There are bigger one-voice enterprises in the world: Oprah, Rush, Dr. Phil. But few are more widely diversified. In June, estimators at Forbes magazine pegged Beck's earnings over the previous 12 months at $23 million, a ballpark figure confirmed by knowledgeable sources, and this year's revenues are on track to be higher. The largest share comes from his radio show, which is heard by more than 8 million listeners on nearly 400 stations -- one of the five biggest radio audiences in the country. Beck is one of only a handful of blockbuster authors who have reached No. 1 on the New York Times best-seller lists with both nonfiction and fiction.... His latest book, Arguing with Idiots, will be published this month, and if things go as expected, it will be the third No. 1 with his name on the front published in the past 12 months.

Cloud on Coulter:

Coulter's ubiquity on political talk shows is exceeded only by her inability to write a book that doesn't become a best seller. Her current effort ... recently ended a 16-week run on the New York Times best-seller list even though it's mostly a collection of previously published columns. Despite Coulter's indifference to the online world--she doesn't blog, and until recently she had little direct role in has a staggering presence in cyberspace, where pro- and anti-Coulter forces wage unending battle. Her "official chat" site, which Coulter never visits, draws 1,000 posts a day. A recent documentary, Is It True What They Say About Ann?--co-directed by a friend of Coulter's, journalist Elinor Burkett--has played at film festivals and won some favorable notices.

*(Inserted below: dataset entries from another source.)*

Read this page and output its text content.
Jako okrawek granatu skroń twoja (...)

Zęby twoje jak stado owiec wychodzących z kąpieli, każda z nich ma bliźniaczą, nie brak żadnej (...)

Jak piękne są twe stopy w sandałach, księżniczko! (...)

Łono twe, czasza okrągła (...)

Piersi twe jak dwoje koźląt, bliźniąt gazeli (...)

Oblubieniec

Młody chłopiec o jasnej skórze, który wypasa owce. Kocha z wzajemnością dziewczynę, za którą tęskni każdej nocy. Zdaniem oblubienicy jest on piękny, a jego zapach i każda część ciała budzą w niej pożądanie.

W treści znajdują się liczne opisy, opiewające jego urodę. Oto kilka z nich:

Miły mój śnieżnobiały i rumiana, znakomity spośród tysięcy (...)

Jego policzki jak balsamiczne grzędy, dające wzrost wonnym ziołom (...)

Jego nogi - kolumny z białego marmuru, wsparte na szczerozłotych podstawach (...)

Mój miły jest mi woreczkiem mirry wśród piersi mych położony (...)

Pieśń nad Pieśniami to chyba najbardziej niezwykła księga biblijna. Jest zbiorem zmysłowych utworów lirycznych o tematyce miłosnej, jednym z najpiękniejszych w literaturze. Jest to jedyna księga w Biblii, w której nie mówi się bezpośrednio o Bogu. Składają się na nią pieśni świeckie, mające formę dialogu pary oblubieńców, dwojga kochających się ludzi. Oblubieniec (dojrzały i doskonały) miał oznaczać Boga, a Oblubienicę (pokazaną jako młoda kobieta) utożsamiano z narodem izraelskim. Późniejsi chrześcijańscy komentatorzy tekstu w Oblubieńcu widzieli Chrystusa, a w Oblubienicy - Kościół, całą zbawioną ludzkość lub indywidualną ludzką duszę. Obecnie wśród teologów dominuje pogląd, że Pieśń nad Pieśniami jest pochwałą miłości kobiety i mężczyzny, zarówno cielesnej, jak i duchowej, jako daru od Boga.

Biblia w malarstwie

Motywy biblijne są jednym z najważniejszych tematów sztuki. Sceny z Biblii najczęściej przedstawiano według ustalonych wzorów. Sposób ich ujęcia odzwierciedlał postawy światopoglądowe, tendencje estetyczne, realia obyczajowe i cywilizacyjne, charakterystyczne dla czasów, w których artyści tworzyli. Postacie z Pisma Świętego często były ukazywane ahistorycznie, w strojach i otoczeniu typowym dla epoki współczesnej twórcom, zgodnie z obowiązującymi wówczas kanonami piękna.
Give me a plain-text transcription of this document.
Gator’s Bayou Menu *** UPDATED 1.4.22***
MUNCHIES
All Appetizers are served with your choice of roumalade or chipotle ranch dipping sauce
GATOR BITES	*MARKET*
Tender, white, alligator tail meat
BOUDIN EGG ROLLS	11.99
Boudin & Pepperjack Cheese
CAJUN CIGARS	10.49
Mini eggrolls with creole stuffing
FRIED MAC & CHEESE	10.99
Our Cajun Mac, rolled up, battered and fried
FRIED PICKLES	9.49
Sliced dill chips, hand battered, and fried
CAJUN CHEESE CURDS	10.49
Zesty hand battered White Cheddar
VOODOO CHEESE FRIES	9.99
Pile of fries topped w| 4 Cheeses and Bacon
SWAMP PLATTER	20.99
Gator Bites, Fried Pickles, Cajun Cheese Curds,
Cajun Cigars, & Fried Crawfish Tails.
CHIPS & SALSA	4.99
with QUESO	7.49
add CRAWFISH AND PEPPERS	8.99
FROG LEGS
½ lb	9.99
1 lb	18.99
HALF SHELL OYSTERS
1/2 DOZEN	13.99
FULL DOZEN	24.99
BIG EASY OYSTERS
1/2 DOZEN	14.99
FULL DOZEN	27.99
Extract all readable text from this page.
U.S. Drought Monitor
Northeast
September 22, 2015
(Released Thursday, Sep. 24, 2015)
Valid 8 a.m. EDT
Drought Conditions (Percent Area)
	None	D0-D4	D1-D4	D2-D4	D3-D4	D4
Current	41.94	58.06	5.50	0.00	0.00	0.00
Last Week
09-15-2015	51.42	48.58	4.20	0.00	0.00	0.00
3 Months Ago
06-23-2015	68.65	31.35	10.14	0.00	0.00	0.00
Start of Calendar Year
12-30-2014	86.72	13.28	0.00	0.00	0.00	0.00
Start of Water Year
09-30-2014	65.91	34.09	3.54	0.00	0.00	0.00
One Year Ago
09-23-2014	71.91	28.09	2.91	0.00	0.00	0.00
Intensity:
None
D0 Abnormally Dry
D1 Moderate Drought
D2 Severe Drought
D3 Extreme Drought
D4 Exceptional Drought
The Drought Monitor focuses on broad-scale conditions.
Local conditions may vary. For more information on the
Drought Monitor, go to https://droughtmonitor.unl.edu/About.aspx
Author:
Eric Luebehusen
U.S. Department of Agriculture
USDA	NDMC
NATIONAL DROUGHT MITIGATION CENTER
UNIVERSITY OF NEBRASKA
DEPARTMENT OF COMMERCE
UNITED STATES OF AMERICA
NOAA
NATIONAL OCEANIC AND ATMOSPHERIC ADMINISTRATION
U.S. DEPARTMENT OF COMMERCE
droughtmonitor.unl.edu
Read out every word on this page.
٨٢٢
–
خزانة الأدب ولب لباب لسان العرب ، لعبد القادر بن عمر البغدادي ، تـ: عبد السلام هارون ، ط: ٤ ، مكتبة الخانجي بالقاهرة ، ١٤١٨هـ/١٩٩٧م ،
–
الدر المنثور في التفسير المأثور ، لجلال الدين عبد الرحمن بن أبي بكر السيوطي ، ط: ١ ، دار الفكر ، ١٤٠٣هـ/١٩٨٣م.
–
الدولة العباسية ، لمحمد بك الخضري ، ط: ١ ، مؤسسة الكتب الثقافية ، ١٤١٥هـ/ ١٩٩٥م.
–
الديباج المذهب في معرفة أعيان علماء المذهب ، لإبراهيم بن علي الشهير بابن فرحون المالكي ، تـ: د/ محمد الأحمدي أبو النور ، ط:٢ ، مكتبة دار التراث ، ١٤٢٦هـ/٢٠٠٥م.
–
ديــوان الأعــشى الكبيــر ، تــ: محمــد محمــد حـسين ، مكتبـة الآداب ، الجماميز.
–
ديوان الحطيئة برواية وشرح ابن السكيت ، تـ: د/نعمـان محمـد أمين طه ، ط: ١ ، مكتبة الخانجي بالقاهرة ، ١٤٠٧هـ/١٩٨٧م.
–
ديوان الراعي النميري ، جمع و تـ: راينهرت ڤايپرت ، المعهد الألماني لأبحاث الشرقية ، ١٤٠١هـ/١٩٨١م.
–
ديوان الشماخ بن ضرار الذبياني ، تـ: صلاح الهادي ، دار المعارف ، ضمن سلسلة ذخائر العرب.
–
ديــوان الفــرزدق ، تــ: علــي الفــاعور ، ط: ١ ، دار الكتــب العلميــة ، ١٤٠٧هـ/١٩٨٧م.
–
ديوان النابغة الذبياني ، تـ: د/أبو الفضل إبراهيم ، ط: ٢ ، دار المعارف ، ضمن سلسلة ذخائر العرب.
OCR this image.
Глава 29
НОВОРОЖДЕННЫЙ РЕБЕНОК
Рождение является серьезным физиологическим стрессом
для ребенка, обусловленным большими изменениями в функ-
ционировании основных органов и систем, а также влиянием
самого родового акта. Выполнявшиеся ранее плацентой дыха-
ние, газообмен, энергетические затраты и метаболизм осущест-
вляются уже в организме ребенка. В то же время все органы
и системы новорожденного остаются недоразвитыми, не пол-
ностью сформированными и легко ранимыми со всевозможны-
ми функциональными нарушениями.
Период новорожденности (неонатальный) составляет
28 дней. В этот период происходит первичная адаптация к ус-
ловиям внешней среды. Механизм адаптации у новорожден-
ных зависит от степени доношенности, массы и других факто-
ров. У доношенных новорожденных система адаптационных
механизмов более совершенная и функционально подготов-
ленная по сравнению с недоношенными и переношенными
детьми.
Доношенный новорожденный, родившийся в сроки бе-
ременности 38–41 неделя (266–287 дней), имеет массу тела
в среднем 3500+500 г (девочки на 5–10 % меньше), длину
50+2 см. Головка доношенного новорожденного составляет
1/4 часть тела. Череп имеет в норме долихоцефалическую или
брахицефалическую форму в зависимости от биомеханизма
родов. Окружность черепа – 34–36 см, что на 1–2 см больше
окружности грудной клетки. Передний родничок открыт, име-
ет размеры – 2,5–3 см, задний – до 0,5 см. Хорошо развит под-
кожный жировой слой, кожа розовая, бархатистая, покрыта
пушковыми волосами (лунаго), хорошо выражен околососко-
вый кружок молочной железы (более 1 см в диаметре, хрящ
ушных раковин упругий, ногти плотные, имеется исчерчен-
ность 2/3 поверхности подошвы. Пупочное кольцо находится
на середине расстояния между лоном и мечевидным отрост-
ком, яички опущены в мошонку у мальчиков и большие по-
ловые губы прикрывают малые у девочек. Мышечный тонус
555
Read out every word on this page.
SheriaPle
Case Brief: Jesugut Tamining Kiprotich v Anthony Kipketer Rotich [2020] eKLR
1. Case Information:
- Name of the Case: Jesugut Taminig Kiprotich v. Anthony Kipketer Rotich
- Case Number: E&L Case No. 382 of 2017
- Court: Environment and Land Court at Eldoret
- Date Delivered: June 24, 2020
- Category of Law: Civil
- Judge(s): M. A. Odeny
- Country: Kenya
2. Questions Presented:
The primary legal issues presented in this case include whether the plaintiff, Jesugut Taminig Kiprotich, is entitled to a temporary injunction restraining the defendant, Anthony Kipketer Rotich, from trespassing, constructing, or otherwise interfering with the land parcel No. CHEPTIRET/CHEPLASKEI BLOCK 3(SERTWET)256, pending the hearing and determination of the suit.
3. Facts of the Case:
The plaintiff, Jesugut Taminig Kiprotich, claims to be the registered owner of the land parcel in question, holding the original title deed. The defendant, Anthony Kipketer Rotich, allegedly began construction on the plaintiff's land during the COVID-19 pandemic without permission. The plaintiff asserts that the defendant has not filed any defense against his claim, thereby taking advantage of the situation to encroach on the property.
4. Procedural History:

* It's not any individual's fault that we live in such depraved times!

Von Drehle on Beck:

The creamy notions of postpartisan cooperation -- poured abundantly over Obama's presidential campaign a year ago -- have curdled into suspicion and feelings of helplessness. Trust is a toxic asset, sitting valueless on the national books. Good faith is trading at pennies on the dollar. The old American mind-set that Richard Hofstadter famously called "the paranoid style" -- the sense that Masons or the railroads or the Pope or the guys in black helicopters are in league to destroy the country -- is aflame again, fanned from both right and left. Between the liberal fantasies about Brownshirts at town halls and the conservative concoctions of brainwashed children goose-stepping to school, you'd think the Palm in Washington had been replaced with a Munich beer hall.

No one has a better feeling for this mood, and no one exploits it as well, as Beck.

Cloud on Coulter:

But no one on the right is so iconic, such a totem of this particular moment. Coulter epitomizes the way politics is now discussed on the airwaves, where opinions must come violently fast and cause as much friction as possible.

The articles aren't identical. Actually, the Coulter piece is harsher, even though, in retrospect, Coulter seems to have been far less dangerous than Beck is now. I guess all that phony gooeyness and tearing up is paying off for Beck.